Netzneutralität: Offenes Internet in der EU gestärkt

Das Gremium Europäischer Regulierungsstellen für elektronische Kommunikation (BEREC) hat am 30. August seine Leitlinien zur Netzneutralität veröffentlicht. An diese Leitlinien müssen sich die Regulierungsbehörden der einzelnen EU-Mitgliedstaaten, in Deutschland die Bundesnetzagentur, in ihrer Auslegung der EU-Verordnung zur Netzneutralität künftig halten. Verbraucherschützer_innen und Netzaktivist_innen werten die nun beschlossenen Klauseln als Erfolg für das offene Internet. Zuvor hatten 500.000 Menschen die Kampagne „Save the Internet“ für den Erhalt der Netzneutralität unterstützt.
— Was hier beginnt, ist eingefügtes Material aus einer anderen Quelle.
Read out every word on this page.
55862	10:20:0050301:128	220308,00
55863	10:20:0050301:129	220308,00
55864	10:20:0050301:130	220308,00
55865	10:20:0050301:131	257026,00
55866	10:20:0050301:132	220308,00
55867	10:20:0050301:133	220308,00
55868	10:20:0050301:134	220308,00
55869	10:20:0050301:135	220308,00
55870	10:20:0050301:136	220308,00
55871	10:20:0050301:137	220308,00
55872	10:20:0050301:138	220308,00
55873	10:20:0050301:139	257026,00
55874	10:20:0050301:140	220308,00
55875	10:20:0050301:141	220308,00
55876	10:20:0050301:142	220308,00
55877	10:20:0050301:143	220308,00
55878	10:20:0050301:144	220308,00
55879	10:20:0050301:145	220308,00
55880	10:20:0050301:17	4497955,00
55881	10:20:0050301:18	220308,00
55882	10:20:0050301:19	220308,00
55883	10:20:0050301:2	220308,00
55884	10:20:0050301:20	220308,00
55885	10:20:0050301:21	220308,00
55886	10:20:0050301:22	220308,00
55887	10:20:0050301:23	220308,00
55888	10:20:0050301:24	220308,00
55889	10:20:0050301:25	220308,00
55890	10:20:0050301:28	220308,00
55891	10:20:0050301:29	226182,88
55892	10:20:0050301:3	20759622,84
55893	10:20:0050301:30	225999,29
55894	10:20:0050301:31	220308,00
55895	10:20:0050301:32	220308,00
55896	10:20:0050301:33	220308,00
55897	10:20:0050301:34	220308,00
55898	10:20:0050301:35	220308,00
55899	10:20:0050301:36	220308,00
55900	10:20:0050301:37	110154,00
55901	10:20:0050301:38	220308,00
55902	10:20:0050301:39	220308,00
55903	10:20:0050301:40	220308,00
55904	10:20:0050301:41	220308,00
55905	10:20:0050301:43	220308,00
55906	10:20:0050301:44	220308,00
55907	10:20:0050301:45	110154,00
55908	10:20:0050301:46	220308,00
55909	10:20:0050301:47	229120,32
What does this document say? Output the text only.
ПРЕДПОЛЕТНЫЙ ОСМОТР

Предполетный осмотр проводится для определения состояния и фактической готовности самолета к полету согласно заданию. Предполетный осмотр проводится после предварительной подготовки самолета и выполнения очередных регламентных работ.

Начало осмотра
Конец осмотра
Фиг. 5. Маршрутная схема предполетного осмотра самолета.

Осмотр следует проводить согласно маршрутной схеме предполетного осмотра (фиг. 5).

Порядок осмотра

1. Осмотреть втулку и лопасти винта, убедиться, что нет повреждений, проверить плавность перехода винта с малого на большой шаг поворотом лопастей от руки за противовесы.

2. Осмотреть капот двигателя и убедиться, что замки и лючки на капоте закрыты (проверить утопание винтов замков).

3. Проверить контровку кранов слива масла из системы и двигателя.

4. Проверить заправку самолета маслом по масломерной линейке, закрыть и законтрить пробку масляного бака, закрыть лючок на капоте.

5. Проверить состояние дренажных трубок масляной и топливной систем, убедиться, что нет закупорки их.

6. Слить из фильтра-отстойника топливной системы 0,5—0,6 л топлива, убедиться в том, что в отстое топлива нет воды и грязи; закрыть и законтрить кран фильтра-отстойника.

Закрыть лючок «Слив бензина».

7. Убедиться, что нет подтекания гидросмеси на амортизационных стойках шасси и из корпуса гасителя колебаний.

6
Das Prinzip der Netzneutralität garantiert, dass alle Daten von den Internetprovidern gleichberechtigt befördert werden und somit alle Internetnutzer freien und gleichen Zugriff auf diese Daten haben. Im Oktober 2015 hatte die EU-Kommission eine Verordnung zur Regelung der Netzneutralität auf europäischer Ebene beschlossen, die jedoch aufgrund schwammiger Formulierungen großen Unternehmen wie der Telekom zu viele Schlupflöcher bot, um die Netzneutralität zu unterlaufen. Bürgerrechtler_innen und Netzaktivist_innen hatten vor allem die unklaren Regelungen zu den sogenannten „Spezialdiensten“ kritisiert. Demnach wäre es Telekommunikationsfirmen möglich gewesen, bestimmte Daten bevorzugt zu befördern und somit kostenpflichtige Überholspuren auf der Datenautobahn zu schaffen.

Nach einer öffentlichen Konsultation hat die BEREC nun Leitlinien zur Auslegung besagter Verordnung in den EU-Mitgliedstaaten festgelegt, welche zumindest das Einrichten von Spezialdiensten im Netz verhindern. Netzexperten bemängeln zwar, dass die Streitfrage der Zero-Rating-Angebote, also von Diensten, die unabhängig vom Datenvolumen immer mit der gleichen Bandbreite angeboten werden, aufgrund der Formulierungen weiterhin ungelöst bleibe, dennoch werden die Leitlinien insgesamt als Erfolg für das offene Internet gewertet:

„Dies ist ein wichtiger Tag für das offene Internet in der EU. BEREC hat in seinen Leitlinien einen guten Kompromiss gefunden. Sie sind auf der einen Seite verbraucherfreundlich und setzen wettbewerbsschädlichen Praktiken Grenzen. Auf der anderen Seite lassen sie den Unternehmen ausreichenden Raum, ihre Netze zu optimieren sowie neue und innovative Geschäftsmodelle anzubieten. Die Bundesnetzagentur muss nun die TSM-Verordnung und die BEREC-Richtlinien konsequent anwenden und durchsetzen“, so Klaus Müller, Vorstand von verbraucherzentrale Bundesverband (vzbv).